Je suis plutôt d’accord avec toi, le film est censé dénoncer des films fantasmés (typiquement les nombreuses comédies américaines où tout se finit toujours bien avec le jeune homme timide et pas très beau qui tombe amoureux d’une jeune femme belle et sûre d’elle) mais il est lui-même fantasmé faute d’une mise en scène qui reste quand même assez académique bien que plus soignée que d’habitude pour un film d’horreur. Le problème n’est pas tant comment il filme la scène de sexe, ni même de filmer littéralement une scène de sexe, que d’expédier ça rapidement faute d’une véritable vision de metteur en scène sur le sujet. C’est pourtant ça le plus horrible, ça devrait s'infuser dans tout le film.


sokol a écrit : lun. 6 juil. 2026 11:27
16. Backrooms (Kane Parsons, USA) 5.0 - À partir du moment où la psychanalyse entre en scène (assez rapidement dans le film), je me suis dit : c'est foutu. Et, bien évidemment, c'était foutu. Car qui dit psychanalyse dit dramatisation, donc : du déjà-vu mille fois.
Or, j'avais regardé la veille ce que le réalisateur avait fait il y a quatre ou cinq ans sur YouTube, et j'avais trouvé ça passionnant.

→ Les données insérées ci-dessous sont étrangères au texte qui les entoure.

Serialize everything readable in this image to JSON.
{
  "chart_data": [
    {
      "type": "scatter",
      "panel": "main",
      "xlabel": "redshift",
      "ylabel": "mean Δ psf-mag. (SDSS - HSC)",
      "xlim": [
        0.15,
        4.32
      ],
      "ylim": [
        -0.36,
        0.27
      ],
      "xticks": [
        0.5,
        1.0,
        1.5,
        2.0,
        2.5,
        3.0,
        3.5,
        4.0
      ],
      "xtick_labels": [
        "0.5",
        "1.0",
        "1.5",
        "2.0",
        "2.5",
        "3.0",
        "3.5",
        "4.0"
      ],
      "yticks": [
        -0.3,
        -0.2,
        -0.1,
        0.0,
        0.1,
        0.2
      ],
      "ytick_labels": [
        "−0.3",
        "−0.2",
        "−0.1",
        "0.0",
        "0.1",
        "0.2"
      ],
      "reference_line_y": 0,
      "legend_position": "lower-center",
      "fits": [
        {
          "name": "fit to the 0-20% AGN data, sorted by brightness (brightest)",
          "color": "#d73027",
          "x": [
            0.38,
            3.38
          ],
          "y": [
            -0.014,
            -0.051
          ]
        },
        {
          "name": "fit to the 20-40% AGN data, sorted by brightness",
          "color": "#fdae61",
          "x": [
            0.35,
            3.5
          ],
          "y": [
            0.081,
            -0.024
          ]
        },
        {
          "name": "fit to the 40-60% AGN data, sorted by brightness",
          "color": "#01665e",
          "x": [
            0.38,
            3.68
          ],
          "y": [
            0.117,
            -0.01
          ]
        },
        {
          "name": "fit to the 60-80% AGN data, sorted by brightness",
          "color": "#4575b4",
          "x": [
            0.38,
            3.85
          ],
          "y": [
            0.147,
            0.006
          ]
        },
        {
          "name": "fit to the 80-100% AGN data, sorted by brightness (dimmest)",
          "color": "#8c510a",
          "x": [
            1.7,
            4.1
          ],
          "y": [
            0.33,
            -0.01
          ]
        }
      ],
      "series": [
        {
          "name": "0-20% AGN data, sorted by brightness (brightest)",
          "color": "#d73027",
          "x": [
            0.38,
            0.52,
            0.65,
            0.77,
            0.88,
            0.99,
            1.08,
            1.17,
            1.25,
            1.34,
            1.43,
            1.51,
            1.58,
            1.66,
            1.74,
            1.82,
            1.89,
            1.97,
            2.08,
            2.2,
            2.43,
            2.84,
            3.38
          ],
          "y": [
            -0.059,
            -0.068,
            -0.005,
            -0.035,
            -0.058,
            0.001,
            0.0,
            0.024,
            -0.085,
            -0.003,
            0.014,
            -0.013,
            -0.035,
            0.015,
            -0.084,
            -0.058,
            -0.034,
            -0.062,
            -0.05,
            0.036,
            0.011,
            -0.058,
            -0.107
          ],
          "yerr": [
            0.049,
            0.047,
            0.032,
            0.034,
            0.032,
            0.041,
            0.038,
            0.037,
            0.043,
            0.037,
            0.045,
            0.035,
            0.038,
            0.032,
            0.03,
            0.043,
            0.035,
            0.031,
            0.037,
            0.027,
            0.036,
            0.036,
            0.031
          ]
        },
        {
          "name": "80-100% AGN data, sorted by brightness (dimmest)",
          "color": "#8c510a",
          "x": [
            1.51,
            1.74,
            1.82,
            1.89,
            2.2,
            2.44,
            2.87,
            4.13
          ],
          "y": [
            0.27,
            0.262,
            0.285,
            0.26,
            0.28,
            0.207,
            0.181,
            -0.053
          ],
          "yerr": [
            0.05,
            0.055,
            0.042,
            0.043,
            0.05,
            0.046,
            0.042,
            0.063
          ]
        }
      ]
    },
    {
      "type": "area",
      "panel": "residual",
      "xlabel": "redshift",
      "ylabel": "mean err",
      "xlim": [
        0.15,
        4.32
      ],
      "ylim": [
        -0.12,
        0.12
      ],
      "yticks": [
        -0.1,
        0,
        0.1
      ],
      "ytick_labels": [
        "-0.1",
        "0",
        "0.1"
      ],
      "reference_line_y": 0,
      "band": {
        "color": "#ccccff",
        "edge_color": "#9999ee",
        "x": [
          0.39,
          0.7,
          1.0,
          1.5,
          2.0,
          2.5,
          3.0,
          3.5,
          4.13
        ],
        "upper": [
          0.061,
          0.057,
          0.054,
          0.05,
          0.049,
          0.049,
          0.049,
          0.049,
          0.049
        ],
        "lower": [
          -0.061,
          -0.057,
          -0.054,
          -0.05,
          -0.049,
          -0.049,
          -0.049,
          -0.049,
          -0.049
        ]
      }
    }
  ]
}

À qui la faute ? Le générique donne l'indice : Will Soodik, le scénariste, probablement imposé par la maison de production (la très branchouille A24). On passe de la très intéressante idée des espaces liminaires et des creepypastas (le début du film est brillant) à la psychanalyse, c'est-à-dire au divorce, à l'alcoolisme, à l'agoraphobie, et j'en passe.
Eh merde...

Oui, c’est dommage, le début partait bien et voilà la séance psy qui vient tout gâcher. Ils ne peuvent pas s’en empêcher, il faut très vite des explications rationnelles au risque de perdre le public. Je ne connaissais pas le travail préalable du réalisateur, et je regrette de ne pas l’avoir découvert sur youtube parce qu’il semble y être plus à sa place que dans un film avec un certain budget et les contraintes qui vont avec. Ce qu’il réalise m’a fait beaucoup penser à la saga de jeux vidéos Silent Hill, en particulier le 4, notamment avec cette idée d’enfermement dans des espaces alternés et avec une menace également déformée (le principal défaut des jeux était aussi ce côté psychanalytique, même si c’était plus abstrait et donc moins gênant). Je ne sais pas s’il est fan de ces jeux et de jeux vidéos en général mais ça ne m’étonnerait pas du tout. Ça m’a fait penser aussi à ce que fait parfois l’intelligence artificielle quand elle régurgite de ce qu’on connaît déjà sous des formes variables, bizarres et dérangeantes. Vraiment un artiste de notre temps ce Kane Parsons, mais je ne suis pas sûr qu'il s’épanouisse bien au cinéma.